Police found 376 boxes of seafood, mostly comprised of shrimps, weighing 7,520 kilograms.

“The officials found that the shrimps contained a chemical which is harmful to the people’s health,” the report said.

It added that the seized shrimps were taken to the Cherng Ek dump to be destroyed and police detained three drivers for questioning to find the owners.

Sous Sem, 48, a seafood vendor in Kandal market, today said that some customers only want to buy fresh seafood and they are now aware that some products contain preservatives.

“Some sellers use chemicals to keep their seafood fresh for a long time, but many don’t do this because it can affect people’s health,” she said.

On Wednesday, Commerce Minister Pan Sorsak also met with Camcontrol officials and urged them to strengthen food security and crack down on people distributing or selling tainted food.

He told the officials not only to seize goods but also detained those who sell them because their activity harms people‘s health.

Mr Sorsak said that it is the responsibilities of all Camcontrol officials to serve the public and private sector by strengthening food safety, protect consumers and crackdown on business activities which affect people’s health.
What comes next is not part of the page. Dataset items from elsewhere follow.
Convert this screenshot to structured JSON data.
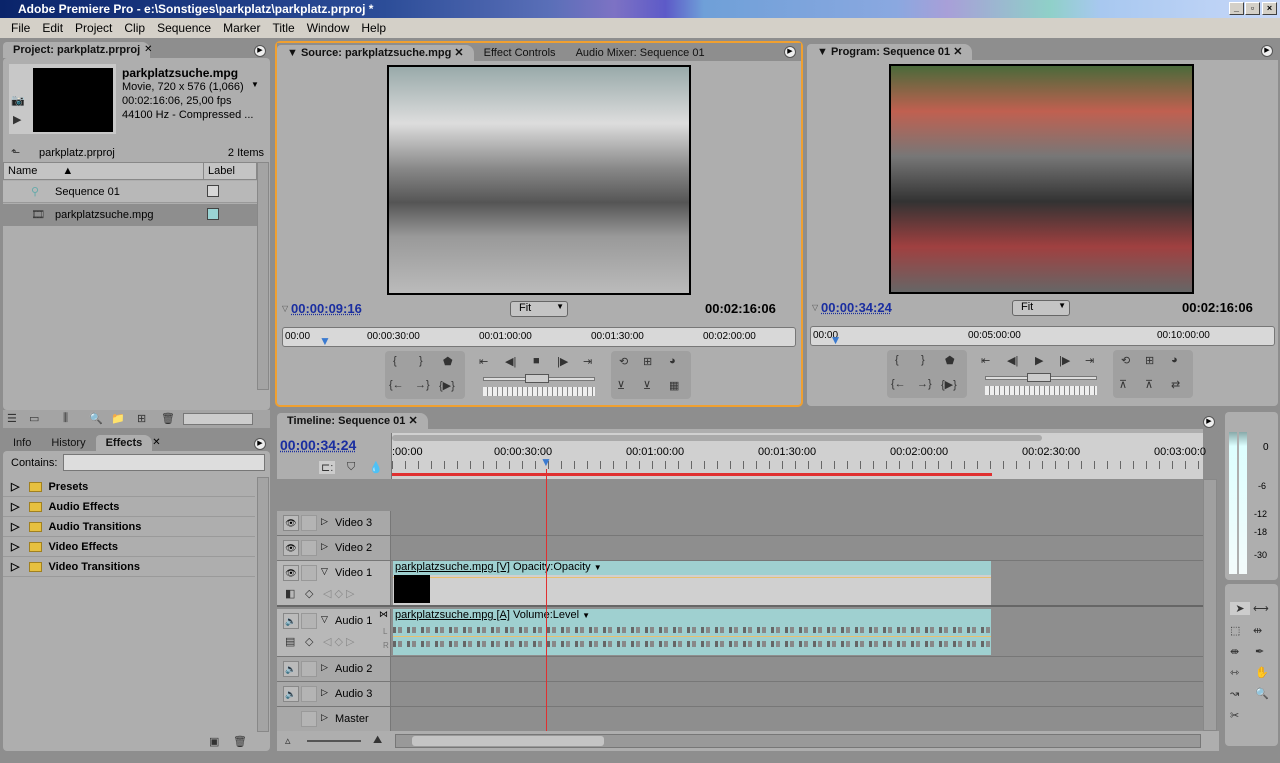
{
  "window": {
    "title": "Adobe Premiere Pro - e:\\Sonstiges\\parkplatz\\parkplatz.prproj *"
  },
  "menu": [
    "File",
    "Edit",
    "Project",
    "Clip",
    "Sequence",
    "Marker",
    "Title",
    "Window",
    "Help"
  ],
  "project": {
    "tab": "Project: parkplatz.prproj",
    "clip_name": "parkplatzsuche.mpg",
    "info1": "Movie, 720 x 576 (1,066)",
    "info2": "00:02:16:06, 25,00 fps",
    "info3": "44100 Hz - Compressed ...",
    "bin": "parkplatz.prproj",
    "count": "2 Items",
    "col_name": "Name",
    "col_label": "Label",
    "items": [
      {
        "name": "Sequence 01",
        "label_color": "#d8d8d8"
      },
      {
        "name": "parkplatzsuche.mpg",
        "label_color": "#9ad4d4"
      }
    ]
  },
  "effects": {
    "tabs": [
      "Info",
      "History",
      "Effects"
    ],
    "contains_label": "Contains:",
    "contains_value": "",
    "items": [
      "Presets",
      "Audio Effects",
      "Audio Transitions",
      "Video Effects",
      "Video Transitions"
    ]
  },
  "source": {
    "tabs": [
      "Source: parkplatzsuche.mpg",
      "Effect Controls",
      "Audio Mixer: Sequence 01"
    ],
    "timecode": "00:00:09:16",
    "zoom": "Fit",
    "duration": "00:02:16:06",
    "ruler": [
      "00:00",
      "00:00:30:00",
      "00:01:00:00",
      "00:01:30:00",
      "00:02:00:00"
    ],
    "playhead_fraction": 0.07
  },
  "program": {
    "tab": "Program: Sequence 01",
    "timecode": "00:00:34:24",
    "zoom": "Fit",
    "duration": "00:02:16:06",
    "ruler": [
      "00:00",
      "00:05:00:00",
      "00:10:00:00"
    ],
    "playhead_fraction": 0.04
  },
  "timeline": {
    "tab": "Timeline: Sequence 01",
    "timecode": "00:00:34:24",
    "ruler": [
      ":00:00",
      "00:00:30:00",
      "00:01:00:00",
      "00:01:30:00",
      "00:02:00:00",
      "00:02:30:00",
      "00:03:00:0"
    ],
    "video_tracks": [
      "Video 3",
      "Video 2",
      "Video 1"
    ],
    "audio_tracks": [
      "Audio 1",
      "Audio 2",
      "Audio 3",
      "Master"
    ],
    "video_clip": {
      "name": "parkplatzsuche.mpg [V]",
      "effect": "Opacity:Opacity"
    },
    "audio_clip": {
      "name": "parkplatzsuche.mpg [A]",
      "effect": "Volume:Level"
    },
    "clip_channels": [
      "L",
      "R"
    ]
  },
  "meters": {
    "scale": [
      "0",
      "-6",
      "-12",
      "-18",
      "-30"
    ]
  },
  "colors": {
    "accent_border": "#f0a030",
    "clip": "#9fd0d0",
    "playhead": "#e03030",
    "timecode": "#1a2ea0"
  }
}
“As the government strengthens public service, officials must serve the people by not only seizing goods but also arresting offenders,” he said.

Mr Sorsak added that the Commerce Ministry is currently creating a law to strengthen the role of the Camcontrol General Department for it to be more efficient in promoting food safety and protecting consumers.

“When this law is approved, our officials will be more competent in preventing and cracking down on unsafe food and contribute to the country’s development,” he said.

Last year, Camcontrol officials destroyed more than 63 tonnes of sub-standard products. The goods included sub-standard spices, meat, desserts, pickles, vegetables, fruits and beverages.